# Classic vs Classic coffee?



## Kitty's (Sep 29, 2013)

Hi guys, really sorry if this has been covered already but I've searched these forums and Google but still can't find the answer.

I'm a proper newbie and I'm looking to enter the world of espresso making and, after a ton of research have decided on the Gaggia Classic.

Probably gonna go for a 2nd hand one to keep the cost down but my question is, what's the difference, if any, between the Gaggia Classic:

http://www.ebay.co.uk/itm/231063661296?ssPageName=STRK:MEWAX:IT&_trksid=p3984.m1423.l2648

and the Gaggia Classic Coffee:

http://www.ebay.co.uk/itm/121184968391?ssPageName=STRK:MEWAX:IT&_trksid=p3984.m1423.l2648

or is it just cosmetic?

Thanks so much and sorry if it's been discussed before.

Cheers

Kit


----------



## The Systemic Kid (Nov 23, 2012)

Gaggia were taken over by Philips around 2009. Machine is still the same albeit with a smaller solenoid unit. You can find them on Amazon Warehouse Deals for around £120 new which is worth keeping an eye on. The forum is easily the best place to source one - they come up regularly and will have been cherished. On Ebay, they can go for silly prices. Personally, I wouldn't pay more than £100. Ask the sellers how old the machine is. Ask if it's been cleaned and backflushed regularly - vital in a hard water area. If the seller is clueless, might be a good idea to walk away unless you can check the machine in the flesh.


----------



## Mrboots2u (May 10, 2013)

Sorry for the brief reply am at work , try this thread , didn't have time to read it myself but OP ask same question you did .

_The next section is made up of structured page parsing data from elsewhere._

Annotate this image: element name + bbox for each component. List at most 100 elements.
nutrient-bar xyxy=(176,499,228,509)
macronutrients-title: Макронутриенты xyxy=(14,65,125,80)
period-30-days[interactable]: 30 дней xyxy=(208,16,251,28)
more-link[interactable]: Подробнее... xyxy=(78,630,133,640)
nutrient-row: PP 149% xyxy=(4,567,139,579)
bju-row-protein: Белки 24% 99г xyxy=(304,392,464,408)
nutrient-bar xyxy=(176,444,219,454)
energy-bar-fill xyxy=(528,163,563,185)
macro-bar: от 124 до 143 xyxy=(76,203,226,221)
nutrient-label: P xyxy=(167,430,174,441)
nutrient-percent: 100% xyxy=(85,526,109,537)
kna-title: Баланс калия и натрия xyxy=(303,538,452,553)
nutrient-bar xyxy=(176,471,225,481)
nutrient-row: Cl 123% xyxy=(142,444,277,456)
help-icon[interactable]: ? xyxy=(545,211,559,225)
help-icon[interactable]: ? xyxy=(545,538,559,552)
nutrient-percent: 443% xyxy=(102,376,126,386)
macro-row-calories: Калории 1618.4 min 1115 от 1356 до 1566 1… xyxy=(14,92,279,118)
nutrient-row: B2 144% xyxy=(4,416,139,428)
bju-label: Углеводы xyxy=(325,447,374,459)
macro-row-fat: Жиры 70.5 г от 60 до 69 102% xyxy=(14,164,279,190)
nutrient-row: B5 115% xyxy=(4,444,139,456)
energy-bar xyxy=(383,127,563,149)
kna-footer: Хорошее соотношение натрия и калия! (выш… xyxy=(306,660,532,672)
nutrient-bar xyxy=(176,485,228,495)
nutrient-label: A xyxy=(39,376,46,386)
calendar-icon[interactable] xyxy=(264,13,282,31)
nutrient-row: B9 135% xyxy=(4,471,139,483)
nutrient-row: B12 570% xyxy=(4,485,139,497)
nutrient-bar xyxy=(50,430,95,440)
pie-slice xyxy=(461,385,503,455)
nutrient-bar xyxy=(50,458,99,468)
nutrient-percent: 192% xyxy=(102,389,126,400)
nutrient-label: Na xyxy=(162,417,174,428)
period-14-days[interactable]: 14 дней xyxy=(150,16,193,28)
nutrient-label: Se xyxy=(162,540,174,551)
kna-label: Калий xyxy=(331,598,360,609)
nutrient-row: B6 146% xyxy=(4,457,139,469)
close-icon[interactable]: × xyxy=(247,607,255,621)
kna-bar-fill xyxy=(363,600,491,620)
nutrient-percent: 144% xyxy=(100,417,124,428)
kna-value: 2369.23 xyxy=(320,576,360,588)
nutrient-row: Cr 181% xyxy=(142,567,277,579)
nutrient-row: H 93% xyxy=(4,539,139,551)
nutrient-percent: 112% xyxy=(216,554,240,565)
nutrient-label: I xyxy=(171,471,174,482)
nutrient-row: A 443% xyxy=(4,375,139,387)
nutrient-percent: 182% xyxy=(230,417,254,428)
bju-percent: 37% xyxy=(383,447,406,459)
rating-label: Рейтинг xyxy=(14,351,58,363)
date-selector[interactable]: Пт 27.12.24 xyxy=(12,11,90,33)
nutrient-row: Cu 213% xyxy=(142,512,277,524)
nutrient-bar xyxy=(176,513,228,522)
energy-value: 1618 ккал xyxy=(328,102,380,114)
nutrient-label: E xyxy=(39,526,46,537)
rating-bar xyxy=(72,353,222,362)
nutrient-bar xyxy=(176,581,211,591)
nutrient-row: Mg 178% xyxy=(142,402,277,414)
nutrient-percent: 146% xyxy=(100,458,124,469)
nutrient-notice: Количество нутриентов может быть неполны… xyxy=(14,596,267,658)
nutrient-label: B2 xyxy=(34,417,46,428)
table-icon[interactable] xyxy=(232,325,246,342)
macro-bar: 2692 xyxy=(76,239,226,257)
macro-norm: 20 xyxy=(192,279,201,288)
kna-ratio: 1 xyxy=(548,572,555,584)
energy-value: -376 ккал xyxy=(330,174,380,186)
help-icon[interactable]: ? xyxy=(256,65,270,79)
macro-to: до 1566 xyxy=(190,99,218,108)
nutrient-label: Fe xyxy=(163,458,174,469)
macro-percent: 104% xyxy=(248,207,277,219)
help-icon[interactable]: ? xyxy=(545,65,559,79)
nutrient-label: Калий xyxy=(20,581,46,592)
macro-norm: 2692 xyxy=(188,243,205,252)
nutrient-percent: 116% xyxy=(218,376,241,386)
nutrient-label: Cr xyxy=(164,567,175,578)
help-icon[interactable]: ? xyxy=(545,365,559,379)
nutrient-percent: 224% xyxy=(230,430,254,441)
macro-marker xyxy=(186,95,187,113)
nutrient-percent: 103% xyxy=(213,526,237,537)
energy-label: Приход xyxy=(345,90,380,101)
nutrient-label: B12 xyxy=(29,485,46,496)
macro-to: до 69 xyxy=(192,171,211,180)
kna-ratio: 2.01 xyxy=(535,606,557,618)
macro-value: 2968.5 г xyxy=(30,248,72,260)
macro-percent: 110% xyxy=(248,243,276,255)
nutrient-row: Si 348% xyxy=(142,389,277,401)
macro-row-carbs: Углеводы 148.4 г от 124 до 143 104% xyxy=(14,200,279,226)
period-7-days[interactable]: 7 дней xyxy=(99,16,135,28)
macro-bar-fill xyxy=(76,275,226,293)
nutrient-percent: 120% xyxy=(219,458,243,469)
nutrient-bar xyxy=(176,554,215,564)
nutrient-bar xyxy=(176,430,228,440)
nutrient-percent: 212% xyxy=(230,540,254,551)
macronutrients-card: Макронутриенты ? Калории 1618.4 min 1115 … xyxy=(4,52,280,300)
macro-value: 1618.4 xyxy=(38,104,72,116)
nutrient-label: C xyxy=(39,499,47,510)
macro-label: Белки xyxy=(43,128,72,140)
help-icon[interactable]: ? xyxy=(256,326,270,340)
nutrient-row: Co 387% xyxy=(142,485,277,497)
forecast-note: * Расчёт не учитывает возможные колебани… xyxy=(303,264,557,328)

http://coffeeforums.co.uk/showthread.php?11137-Identifying-gaggia-classic-models-and-their-differences


----------



## Mrboots2u (May 10, 2013)

Try this thread also

http://coffeeforums.co.uk/showthread.php?11137-Identifying-gaggia-classic-models-and-their-differences


----------



## Kitty's (Sep 29, 2013)

Thanks Systemic Kit, so it's just because Philips decided to change the logo!

I'll quiz the seller - also seen this which I'm tempted with http://coffeeforums.co.uk/showthread.php?12236-FOR-SALE-Gaggia-Classic-(OPV-Silvia-wand)-Iberital-MC2-grinder-Extras


----------



## Mrboots2u (May 10, 2013)

Try this thread

http://coffeeforums.co.uk/showthread.php?11137-Identifying-gaggia-classic-models-and-their-differences


----------



## Kitty's (Sep 29, 2013)

Thanks Systemic Kid, so it looks like they're all the same but Philips like to play around with the logo! I'll quiz some sellers on ebay!


----------



## Kitty's (Sep 29, 2013)

Blimey, the eBay ones are going for silly prices! Does anyone know what the Philips version is like? Could the solenoid be replaced? Amazon warehouse have some for £162 http://www.amazon.co.uk/gp/aw/ol/B0000C72XS?c=u&qid=1380957548&sr=8-1


----------



## 4085 (Nov 23, 2012)

The Philips ones are generally regarded as inferior is many ways. They have had to downgrade the quality of parts. there is no other explanation since the machines now sell at virtually half the price Gaggia sold them at.

The original Gaggias are a better bet. The solenoid is a very important part of the operation so why downgrade it? There are often decent ones coming up for sale by forum members. Why not wait and grab one?


----------



## Kitty's (Sep 29, 2013)

Thanks dfk, I guess it was wishful thinking! Why can't they leave things alone, if it ain't broke and all that! I'll keep an eye on the sale forum.


----------



## Kitty's (Sep 29, 2013)

Ok, so I couldn't wait any longer and ended up buying a Gaggia Pure on ebay as it was going cheap (£68) so I can at least start practising! I still intend to get a Classic but just couldn't resist. I know this is probably a bad idea but hey, I'm impatient and it will surely be an improvement on my cafetiere?

One question (which may be better off asked elsewhere) is, can the steam wand be upgraded to the Rancilio Silvia wand which seems to be popular?

Cheers guys


----------